Jay squinted in the sunlight, trying to recognise the man who called him by name. “I see you before,” said the Afghan in limited English. Behind him stood a woman and two teenagers—his family. He tapped his chest. “Farzad. I talk with Michael.”

“Oh, yes!” Jay recalled sitting at a table there in that very park. His co-worker Michael had struck up a conversation with a group of Afghans who happened to be passing by. Jay recalled saying hello to them, but a phone call had distracted him, and he hadn’t taken part.

“I must tell you….” Farzad continued, almost breathless with urgency. “I had a dream. In it, I walked through a broken-down building. I found a man there, dressed in white and holding a book. Behind him, I saw a hill. The man told me to go to the top of the hill and shout, ‘Jesus is Lord!’” Farzad listened to his son translate, his eyes glistening as they filled with tears.

Jay said, “Farzad, I can tell you who that man was, and I can tell you what book he was holding, and I can tell you why he asked you to do that. Let’s meet soon, and I will explain it to you.”

They met along with a skilled translator, in a local ministry centre. Once again, Farzad had brought his wife and children with him.

“We recognise the flaws in Islam,” said Farzad. “My wife and I can see that it’s not loving and it’s not kind. We can see that Christianity is different. But what if we say yes to Christianity, and we have to go back to Afghanistan? Our lives will be in danger!”

Jay replied, “Farzad, brother, I don’t know what to tell you. I can’t put myself in your shoes and say what I would do. But I do know that if we choose to follow Jesus Christ, we are a new creation in him.”

Farzad had to count the cost. Not only was he processing leaving his country, but he was also navigating life in a European refugee camp and the long ordeal of seeking asylum. Christianity was just one more layer heaped onto an already complicated existence.

Farzad knew Jesus was calling to him, offering something much better than Islam. Yet he seemed weighed down with worry and despair, paralysed by fear and unable to make a decision.

Soon after that meeting, COVID-19 struck.

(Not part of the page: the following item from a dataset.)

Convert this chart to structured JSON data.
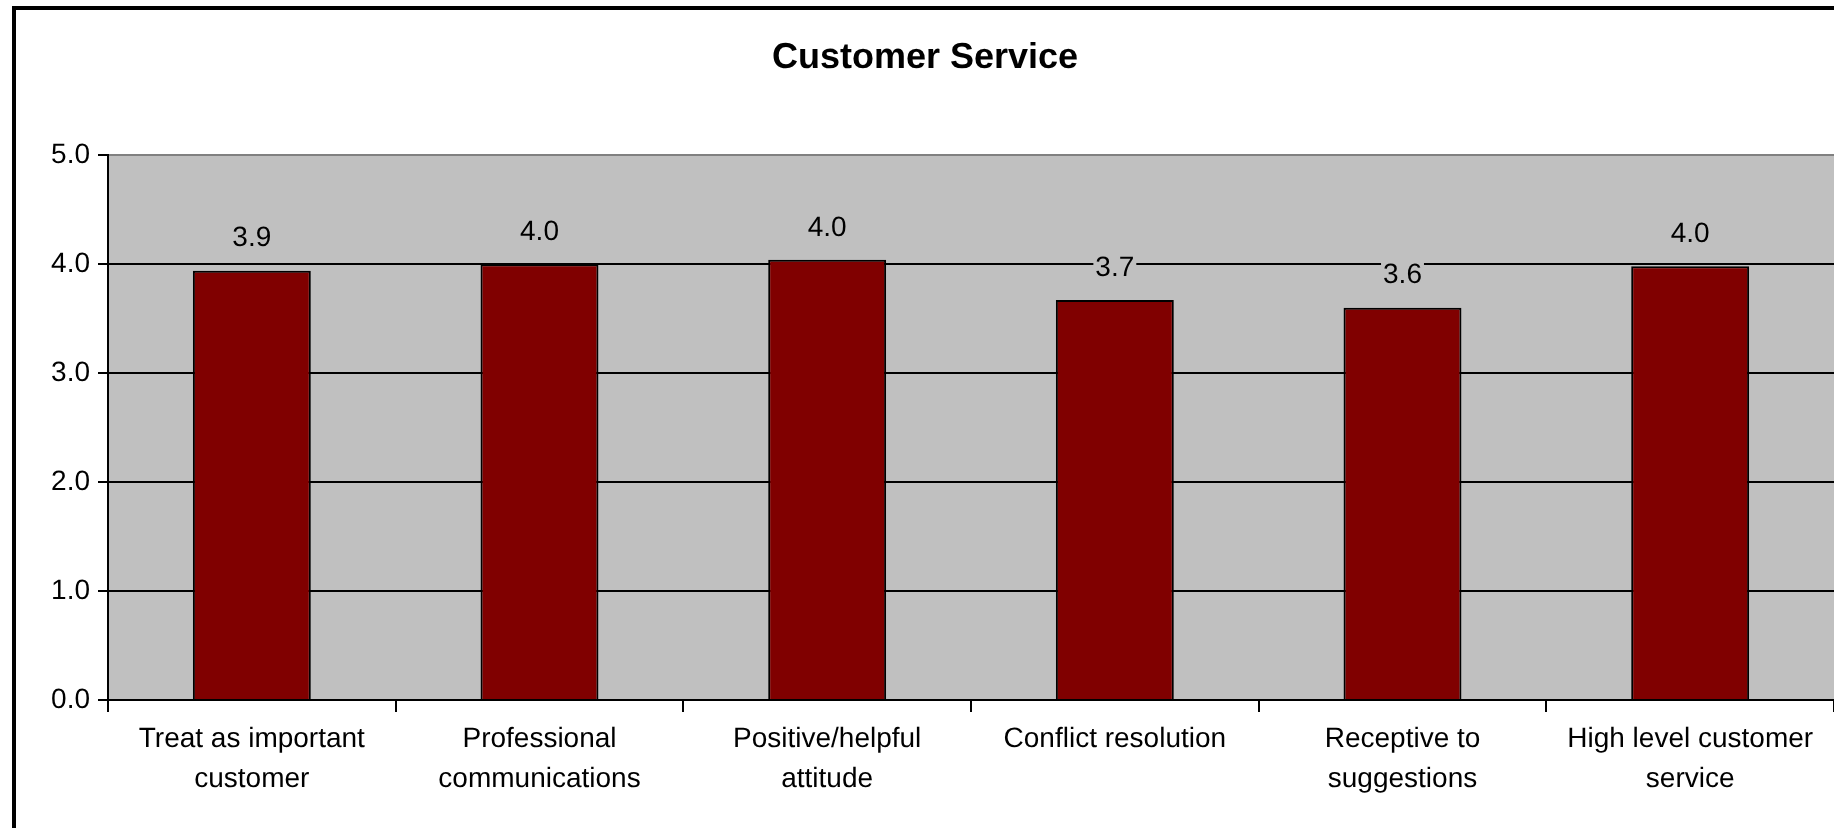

Farzad and his family were transferred to a distant camp, and communication broke down. Six months later, in November of 2020, Jay’s phone rang in the middle of the night. The next morning, Jay saw that Farzad had called. He got in touch and the two men set up a Facetime call that included a translator.

When Farzad’s image popped up on the screen, Jay couldn’t help but notice a change in the man’s demeanor. His face radiated joy! “I just wanted to tell you that I and my whole family have accepted Jesus as our Lord and Saviour.”

Determined to help him grow in his new faith, Jay plugged him into Zoom calls with other new Christians and a discipler. Farzad would be welcomed into their fellowship; they would journey alongside him, and Farzad would be strengthened, encouraged and equipped to disciple his own family members.

After that Facetime call, Jay pondered the tough realities of Muslim ministry. Ninety percent of the time, when he invested his time and energy in sharing the gospel with Muslim men, he didn’t see fruit resulting from it. That didn’t usually bother him. God had never promised his followers that they would see fruit. Yet despite that, God had allowed Jay to see it!

Michael had planted the seed, God watered it, and Jay had just happened to be in the right place at harvest time.